The pizza effect actually exists for almost all foods. The examples of the dishes mentioned above are a clear demonstration of how foods evolve during migrations. A similar argument can also be made for raw materials: many of these, fundamental for our cuisine, have followed a migratory path that has made them indispensable today. "Tomatoes were discovered in the Americas – explains Niola – the first to grow and eat them were the Aztecs. This vegetable arrived in Europe in 1500 and it was only at the end of 1700 that it slowly entered the kitchen and was then produced on a large scale and arrived "transformed" in the place where it was discovered."
The same goes for coffee, which migrates to the West to be modified as we know it today and return overseas where, here too, espresso has become popular. “The exchange, the transformation, the enrichment: all this – the anthropologist points out – has made cuisine as we know it today.
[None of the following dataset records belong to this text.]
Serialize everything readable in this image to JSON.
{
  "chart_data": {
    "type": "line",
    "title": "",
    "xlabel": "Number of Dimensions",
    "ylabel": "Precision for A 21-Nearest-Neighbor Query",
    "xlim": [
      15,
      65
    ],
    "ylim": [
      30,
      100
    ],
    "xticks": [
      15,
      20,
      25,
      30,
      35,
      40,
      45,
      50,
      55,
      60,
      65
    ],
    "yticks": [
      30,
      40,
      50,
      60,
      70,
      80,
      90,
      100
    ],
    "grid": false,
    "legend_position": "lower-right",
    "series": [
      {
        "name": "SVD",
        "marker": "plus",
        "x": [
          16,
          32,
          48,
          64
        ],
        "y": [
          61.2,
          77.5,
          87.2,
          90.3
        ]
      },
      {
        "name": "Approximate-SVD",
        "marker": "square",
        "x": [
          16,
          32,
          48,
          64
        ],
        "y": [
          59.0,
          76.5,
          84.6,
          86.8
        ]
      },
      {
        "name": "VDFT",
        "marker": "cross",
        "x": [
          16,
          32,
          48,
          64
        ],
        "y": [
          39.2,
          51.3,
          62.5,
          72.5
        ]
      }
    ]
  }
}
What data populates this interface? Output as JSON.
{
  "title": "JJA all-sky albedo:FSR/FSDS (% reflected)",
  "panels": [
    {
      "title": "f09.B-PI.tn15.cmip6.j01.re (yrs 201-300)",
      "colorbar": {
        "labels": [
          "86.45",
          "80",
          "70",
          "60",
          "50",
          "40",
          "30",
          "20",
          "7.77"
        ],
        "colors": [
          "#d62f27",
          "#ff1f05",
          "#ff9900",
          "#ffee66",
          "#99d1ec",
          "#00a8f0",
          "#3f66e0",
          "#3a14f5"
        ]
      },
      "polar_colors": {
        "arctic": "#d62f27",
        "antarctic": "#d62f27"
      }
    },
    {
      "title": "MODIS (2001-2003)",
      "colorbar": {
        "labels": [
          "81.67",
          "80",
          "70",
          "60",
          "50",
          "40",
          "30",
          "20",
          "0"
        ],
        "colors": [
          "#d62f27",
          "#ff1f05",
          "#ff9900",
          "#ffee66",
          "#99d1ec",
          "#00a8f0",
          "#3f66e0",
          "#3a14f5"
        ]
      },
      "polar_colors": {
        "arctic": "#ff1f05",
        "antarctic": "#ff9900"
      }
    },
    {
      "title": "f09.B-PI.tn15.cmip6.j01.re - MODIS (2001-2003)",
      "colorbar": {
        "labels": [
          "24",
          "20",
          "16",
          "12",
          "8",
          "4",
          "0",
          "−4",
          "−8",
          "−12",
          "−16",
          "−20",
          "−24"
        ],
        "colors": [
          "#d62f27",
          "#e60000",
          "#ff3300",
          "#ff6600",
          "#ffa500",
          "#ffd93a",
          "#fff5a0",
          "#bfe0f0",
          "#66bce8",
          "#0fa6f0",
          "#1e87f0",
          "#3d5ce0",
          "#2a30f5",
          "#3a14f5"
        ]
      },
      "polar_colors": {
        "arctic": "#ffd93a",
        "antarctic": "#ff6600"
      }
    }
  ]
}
Not only tomatoes or coffee, but also other foods such as oil or wine, have undergone a process of migration”.
The globalization of such products, according to the anthropologist, has always occurred, even in historical periods prior to today. In ancient times, exotic foods were always present at Roman banquets, and they ate them continuously because they loved them. “Exchanges have been going on since the beginning of time,” Niola points out, “and we also notice it from the name of Italian's most typical dishes. Let's think of zucchini alla scapece, an identifying dish of Neapolitan cuisine, but which in reality is completely foreign starting from the name which is a Hispanicism that derives from escabeche, meaning to marinate. But the Spanish also inherited it from the Indo-Iranian language to refer to a series of food preparations where the foods were first fried and then left to macerate in vinegar to be preserved. So,” he continues, “everything is the result of exchanges and that's why the pizza effect has always worked even before pizza itself was born.”
This phenomenon is a really interesting concept because, as Marino Niola told us, it first started as a sociological observation of the transformations of Italian pizza in the United States and then it was applied to many other cultural traditions. It helped us understand how much culture and trade have influenced our way of life and showed how dynamic and constantly changing nature is. All this is not limited to food, but can be extended to cultural, musical and artistic practices that are re-interpreted differently when they migrate to new cultures.
This phenomenon also raises an important question about respect for cultural traditions considered "original". When a dish or custom is reinterpreted, it is essential to understand and preserve its roots.
In this sense, the pizza effect is an important lesson on the balance between innovation and authenticity, an increasingly recurring theme in a world that is now globalized and almost entirely multicultural. As Niola explains, the meaning that this anthropological phenomenon carries is a message of cultural interconnection that demonstrates not only the power of food as a vehicle for identity and cultural exchange, but highlights the incredible ability of cuisine to adapt to new realities while maintaining ties with its origins. All of this is proof of cultural creativity and how human beings, taking advantage of the available territory, have modified an element that came from far away, adapting and enriching it according to their needs.